Cette sculpture monoxyle représente une figure anthropomorphe masculine avec un calao perché sur la tête. La figure se tient droite, les épaules en arrière ; elle est nue, exception faite des ornements, peints ou incisés. Les jambes sont massives, droites, et la division entre les cuisses et les mollets est fortement marquée par les genoux, exécutés en saillie. Les pieds reposent sur une petite plate-forme et les orteils sont indiqués à l’aide d’incisions. Les bras, sur lesquels des bracelets en coquillages ont été ciselés, sont légèrement repliés vers l’arrière, les mains posées à la jonction entre les cuisses et les hanches (comparer avec les autres sculptures cat. 22, 26 et 27). Réalisées en relief, les épaules sont solidaires de la partie supérieure du torse et des bras ; dans le dos, elles dessinent un motif en forme de fer à cheval.
Presque sans cou, le visage recouvert d’ornements faciaux peints est légèrement allongé. La tête est surmontée d’une coiffe, exécutée en relief. Le calao est facile à reconnaître grâce à la forme spécifique de son bec et à l’indication des rides à la racine du bec. Les ornements, tels que le collier et le brassard en coquillages, sont indiqués à l’aide de peintures ou d’incisions. On remarque également le motif étoilé (kun) sur le côté de la cuisse droite, qui fait écho à celui du masque en vannerie (cat. 25). L es sculptures en trois dimensions représentant des figures anthropomorphes étaient courantes dans la région de Maprik. Les waapinyaan, comme on les appelle (« fils [nyaan] des ignames longues [waapi] », qu’ils soient de sexe masculin ou féminin) sont des représentations de l’esprit totémique du clan, nGwaal. Exécutées pour être présentées à l’intérieur de la maison cérémonielle et vues par les initiés, elles n’étaient pas les esprits proprement dits, mais une forme de leurs manifestations matérielles.

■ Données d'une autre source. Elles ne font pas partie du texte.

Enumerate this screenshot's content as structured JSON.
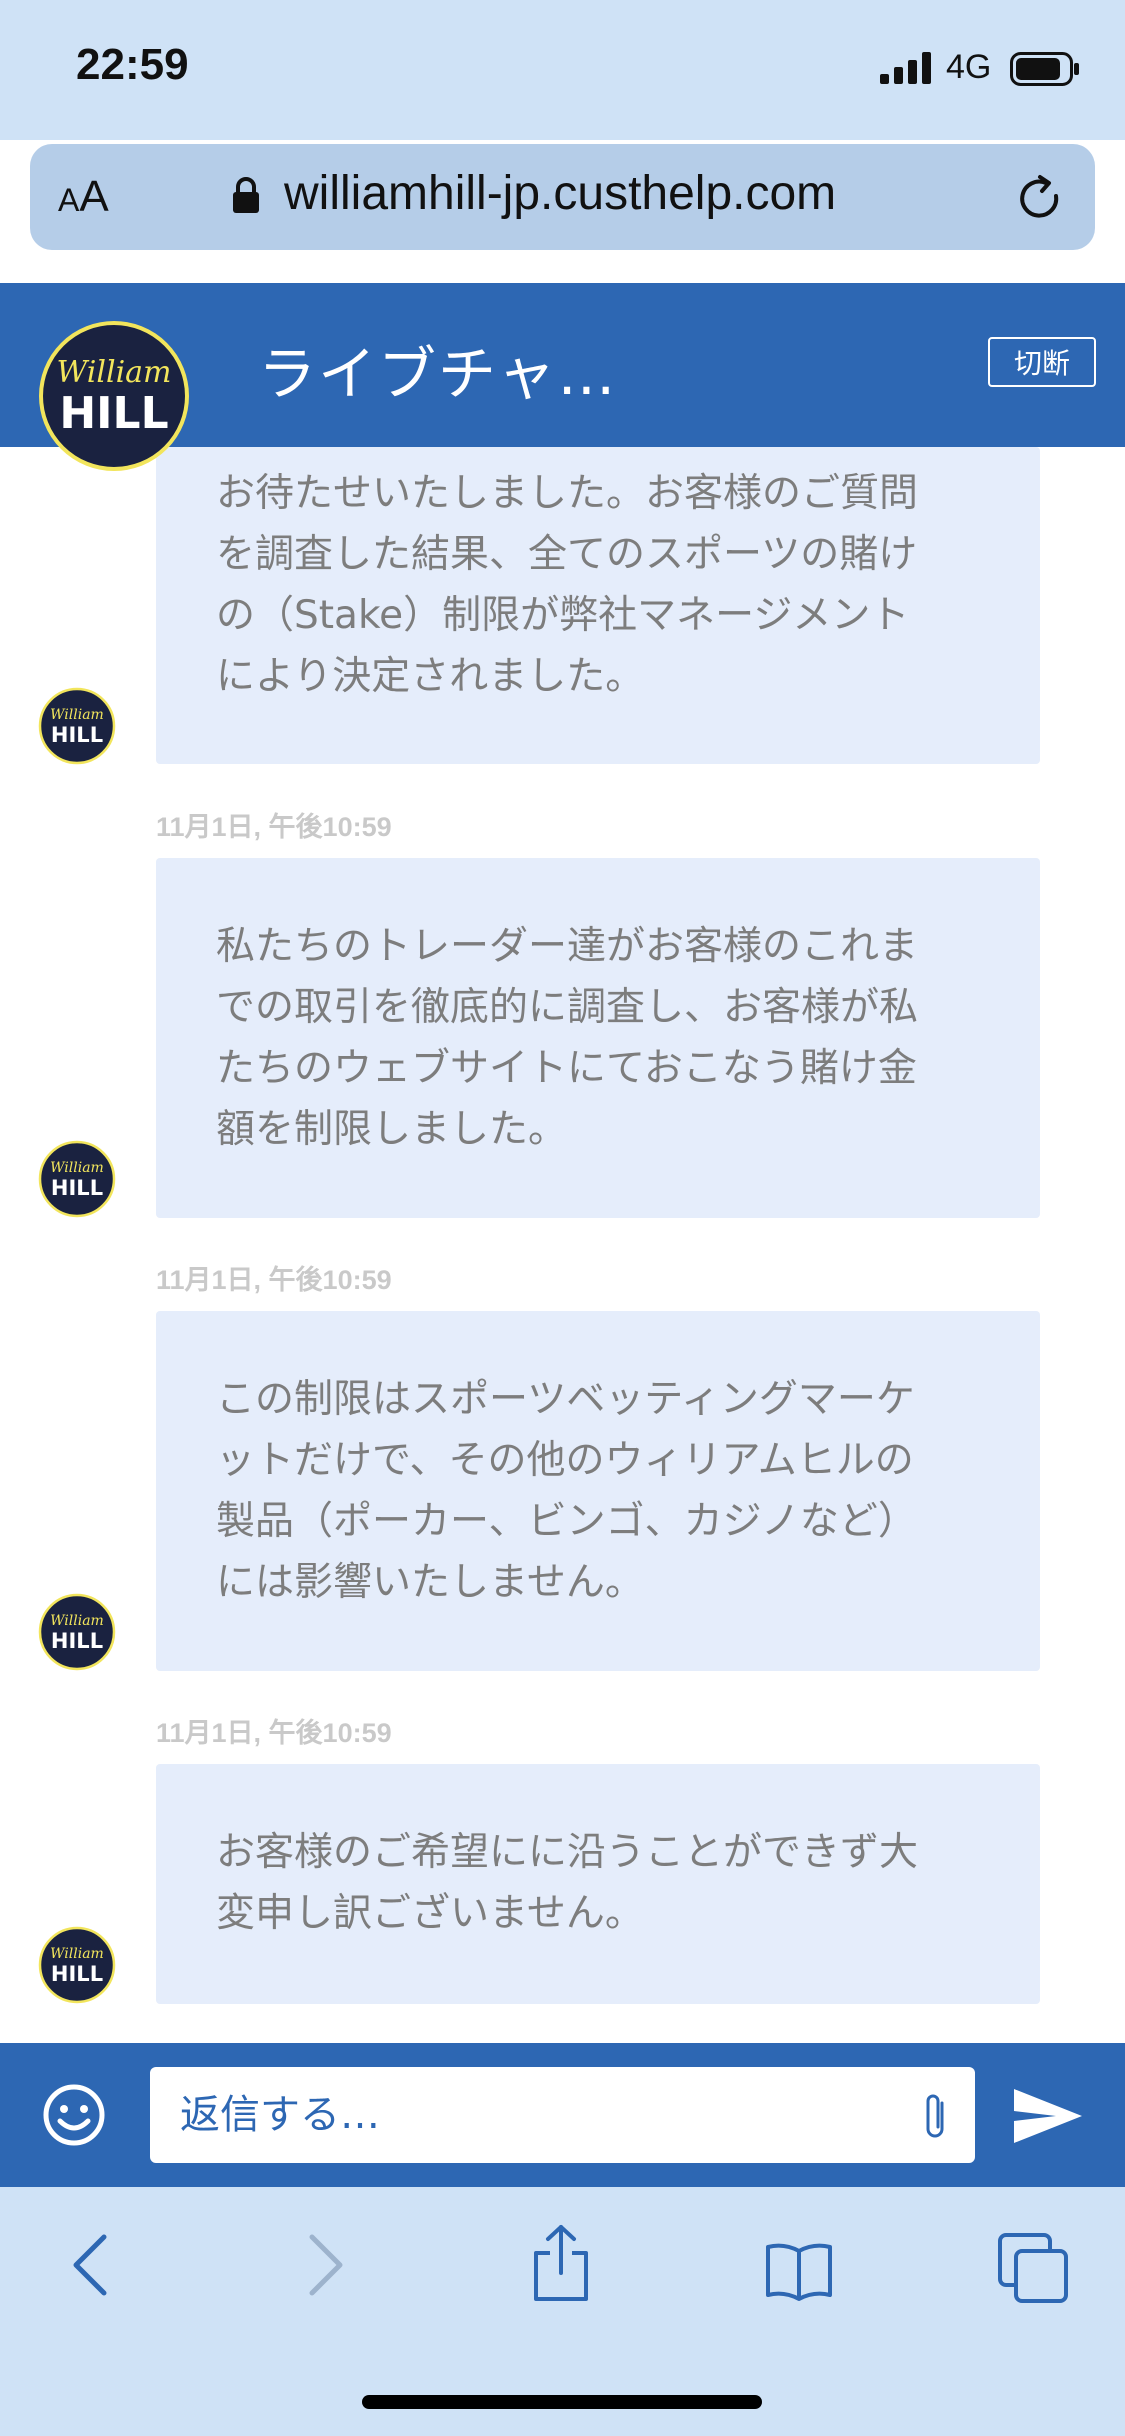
{
  "status_bar": {
    "time": "22:59",
    "network": "4G"
  },
  "browser": {
    "text_size_label_small": "A",
    "text_size_label_large": "A",
    "url": "williamhill-jp.custhelp.com"
  },
  "header": {
    "title": "ライブチャ…",
    "disconnect_label": "切断",
    "logo_text_script": "William",
    "logo_text_block": "HILL"
  },
  "messages": [
    {
      "text": "お待たせいたしました。お客様のご質問\nを調査した結果、全てのスポーツの賭け\nの（Stake）制限が弊社マネージメント\nにより決定されました。"
    },
    {
      "timestamp": "11月1日, 午後10:59",
      "text": "私たちのトレーダー達がお客様のこれま\nでの取引を徹底的に調査し、お客様が私\nたちのウェブサイトにておこなう賭け金\n額を制限しました。"
    },
    {
      "timestamp": "11月1日, 午後10:59",
      "text": "この制限はスポーツベッティングマーケ\nットだけで、その他のウィリアムヒルの\n製品（ポーカー、ビンゴ、カジノなど）\nには影響いたしません。"
    },
    {
      "timestamp": "11月1日, 午後10:59",
      "text": "お客様のご希望にに沿うことができず大\n変申し訳ございません。"
    }
  ],
  "composer": {
    "placeholder": "返信する…"
  },
  "colors": {
    "brand_blue": "#2d67b3",
    "bubble_bg": "#e5edfb",
    "browser_chrome": "#cfe2f6",
    "logo_navy": "#1a2240",
    "logo_yellow": "#f2e55c"
  },
  "icons": [
    "lock-icon",
    "reload-icon",
    "smiley-icon",
    "paperclip-icon",
    "send-icon",
    "back-icon",
    "forward-icon",
    "share-icon",
    "bookmarks-icon",
    "tabs-icon"
  ]
}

Les motifs colorés, ainsi que les indications de peintures faciales et d’ornements corporels, notamment les coquilles de tridacnes, renforcent les liens entre ces figures et la parure que portent les initiés à la fin de la période d’isolement, et qui les transforme en manifestations de ces forces procréatrices invisibles.
À l’instar de ce qui se passait pour les représentations d’esprits en Mélanésie, une fois qu’elles avaient été utilisées dans le cadre de ces cérémonies, les images perdaient souvent de leur valeur et pouvaient ainsi devenir accessibles aux collectionneurs occidentaux.
L’association de figures anthropomorphiques avec un (ou deux) oiseau(x) perché(s) sur leur tête est une caractéristique assez courante dans la région. Bien qu’elle puisse faire référence à l’oiseau totémique (jaambu) d’un clan, la représentation d’un calao au sommet d’une figure semble plus générale. Les calaos (paal) jouent un rôle important car ils annoncent la récolte prochaine des ignames. Associés au soleil, ils servent également de modèles pour des figures plates sculptées et accrochées sur la façade des maisons cérémonielles.